The Basilica Cistern was discovered in the 16th century after a French scholar heard tales of townspeople drawing water from their cellars.
In 1545, Petrus Gyllius, a French scholar visiting Istanbul, heard strange stories about people drawing water – and sometimes even fish — from their cellars.
After further exploration, Gyllius discovered something amazing – an enormous underground cistern located under what was once a basilica.
The “Basilica Cistern” was built in 532 by Byzantine Emperor Justinian the Great in Constantinople to store fresh water for the emperor’s palace and surrounding buildings. The largest of several hundred ancient cisterns in Istanbul, it was the size of two football fields and once held 80,000 cubic meters of water – enough to fill 27 Olympic-sized swimming pools.
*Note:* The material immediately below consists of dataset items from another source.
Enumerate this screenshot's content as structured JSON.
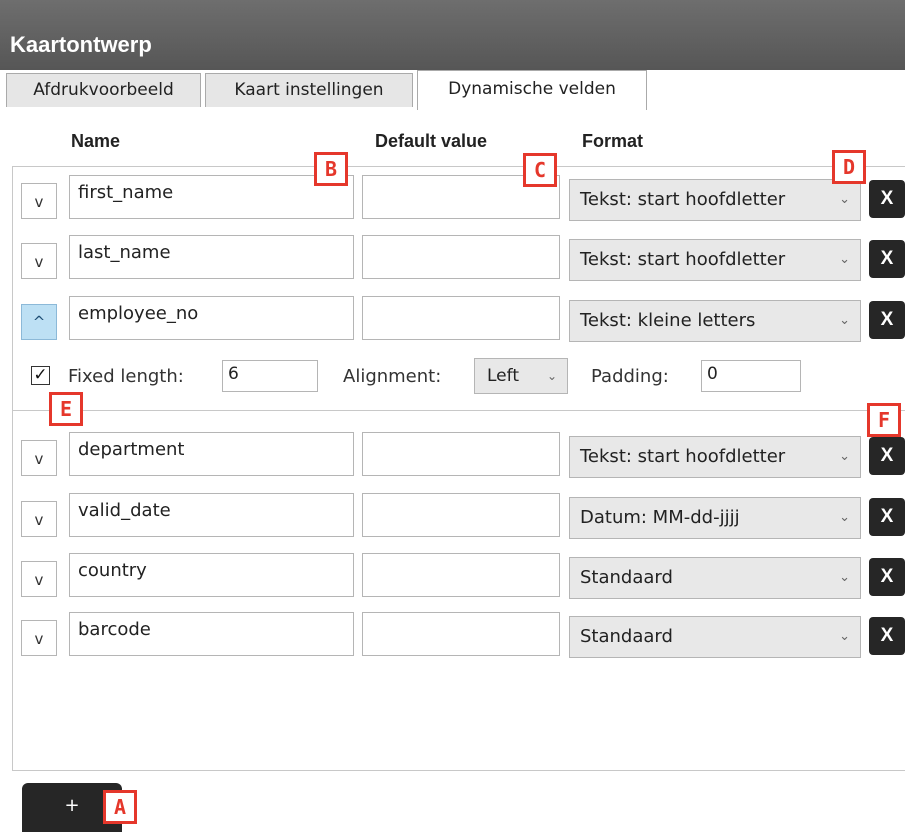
{
  "window": {
    "title": "Kaartontwerp"
  },
  "tabs": [
    {
      "label": "Afdrukvoorbeeld",
      "active": false
    },
    {
      "label": "Kaart instellingen",
      "active": false
    },
    {
      "label": "Dynamische velden",
      "active": true
    }
  ],
  "columns": {
    "name": "Name",
    "default_value": "Default value",
    "format": "Format"
  },
  "rows": [
    {
      "toggle": "v",
      "name": "first_name",
      "default_value": "",
      "format": "Tekst: start hoofdletter",
      "delete": "X"
    },
    {
      "toggle": "v",
      "name": "last_name",
      "default_value": "",
      "format": "Tekst: start hoofdletter",
      "delete": "X"
    },
    {
      "toggle": "^",
      "name": "employee_no",
      "default_value": "",
      "format": "Tekst: kleine letters",
      "delete": "X"
    },
    {
      "toggle": "v",
      "name": "department",
      "default_value": "",
      "format": "Tekst: start hoofdletter",
      "delete": "X"
    },
    {
      "toggle": "v",
      "name": "valid_date",
      "default_value": "",
      "format": "Datum: MM-dd-jjjj",
      "delete": "X"
    },
    {
      "toggle": "v",
      "name": "country",
      "default_value": "",
      "format": "Standaard",
      "delete": "X"
    },
    {
      "toggle": "v",
      "name": "barcode",
      "default_value": "",
      "format": "Standaard",
      "delete": "X"
    }
  ],
  "expanded_options": {
    "checkbox_mark": "✓",
    "fixed_length_checked": true,
    "fixed_length_label": "Fixed length:",
    "fixed_length_value": "6",
    "alignment_label": "Alignment:",
    "alignment_value": "Left",
    "padding_label": "Padding:",
    "padding_value": "0"
  },
  "add_button": {
    "label": "+"
  },
  "chevron_glyph": "⌄",
  "markers": {
    "a": "A",
    "b": "B",
    "c": "C",
    "d": "D",
    "e": "E",
    "f": "F"
  },
  "colors": {
    "titlebar": "#5f5f5f",
    "marker": "#e5372b",
    "delete_button": "#262626",
    "expanded_toggle": "#bde0f4",
    "select_bg": "#e8e8e8"
  }
}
Visitors today may descend the 52 stone steps to find themselves amidst 336 30-ft marble columns scavenged from Roman ruins. In the past tourists could tour the cistern in rowboats, but since it was dredged in the late 1980s, visitors can walk across a boardwalk overlooking shallow water.
Fish still swim in it, and it is said that they were originally used as a security measure – like a canary in a coalmine. If the water was poisoned, the fish would float to the top.
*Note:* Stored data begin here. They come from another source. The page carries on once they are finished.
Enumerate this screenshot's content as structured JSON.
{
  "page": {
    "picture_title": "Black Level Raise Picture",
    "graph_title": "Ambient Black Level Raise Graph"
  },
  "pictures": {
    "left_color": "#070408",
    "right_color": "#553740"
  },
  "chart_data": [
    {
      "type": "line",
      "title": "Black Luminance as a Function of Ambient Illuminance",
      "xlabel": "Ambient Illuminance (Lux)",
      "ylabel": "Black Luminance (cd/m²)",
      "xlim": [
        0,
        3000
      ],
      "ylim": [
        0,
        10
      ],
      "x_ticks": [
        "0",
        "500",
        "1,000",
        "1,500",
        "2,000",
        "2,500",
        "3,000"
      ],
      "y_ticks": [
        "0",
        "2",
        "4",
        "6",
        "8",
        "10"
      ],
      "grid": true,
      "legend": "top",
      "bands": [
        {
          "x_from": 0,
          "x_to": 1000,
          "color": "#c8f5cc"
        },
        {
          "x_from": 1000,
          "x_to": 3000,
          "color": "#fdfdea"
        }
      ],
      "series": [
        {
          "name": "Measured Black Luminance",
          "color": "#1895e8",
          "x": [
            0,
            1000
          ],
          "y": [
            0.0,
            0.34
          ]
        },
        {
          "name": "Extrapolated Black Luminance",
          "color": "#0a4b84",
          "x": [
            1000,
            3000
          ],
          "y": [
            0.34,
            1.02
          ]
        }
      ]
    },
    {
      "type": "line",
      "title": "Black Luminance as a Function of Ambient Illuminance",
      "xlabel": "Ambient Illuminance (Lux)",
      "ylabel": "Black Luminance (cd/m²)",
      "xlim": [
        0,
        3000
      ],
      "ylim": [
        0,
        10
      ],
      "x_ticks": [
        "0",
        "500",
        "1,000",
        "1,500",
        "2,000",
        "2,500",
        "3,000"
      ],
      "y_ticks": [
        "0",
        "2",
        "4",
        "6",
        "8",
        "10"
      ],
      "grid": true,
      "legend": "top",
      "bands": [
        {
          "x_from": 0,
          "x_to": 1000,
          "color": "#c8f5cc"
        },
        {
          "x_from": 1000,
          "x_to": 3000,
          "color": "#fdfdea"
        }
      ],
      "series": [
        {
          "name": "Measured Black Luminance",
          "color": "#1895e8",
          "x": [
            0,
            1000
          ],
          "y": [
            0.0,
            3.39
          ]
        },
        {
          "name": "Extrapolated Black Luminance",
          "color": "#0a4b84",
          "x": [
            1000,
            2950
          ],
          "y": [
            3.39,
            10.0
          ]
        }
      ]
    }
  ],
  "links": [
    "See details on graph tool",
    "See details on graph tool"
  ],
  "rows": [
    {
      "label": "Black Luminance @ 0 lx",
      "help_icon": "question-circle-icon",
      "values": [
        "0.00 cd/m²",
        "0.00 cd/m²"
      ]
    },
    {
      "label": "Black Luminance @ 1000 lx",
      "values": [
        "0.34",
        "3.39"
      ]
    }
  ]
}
Giant Medusa heads support two pillars at the back of the cistern, and why they are there remains a mystery. In Greek mythology, Perseus was able to kill the Gorgon monster by cutting off her head, and Medusa’s head of snakes was then used by the goddess Athena as a shield, known as the aegis. (We still say we are “under the aegis” of someone or some organization that provides authority and protection.)
In the cistern, one of the Medusa heads is sideways and the other is upside down. Some believe that the stones scavenged from the Roman ruins may have just been the right size and shape to prop up the pillars. Other historians theorize that the early Christians who built the cistern may have purposely placed the pagan statues upside down in a bold statement of faith.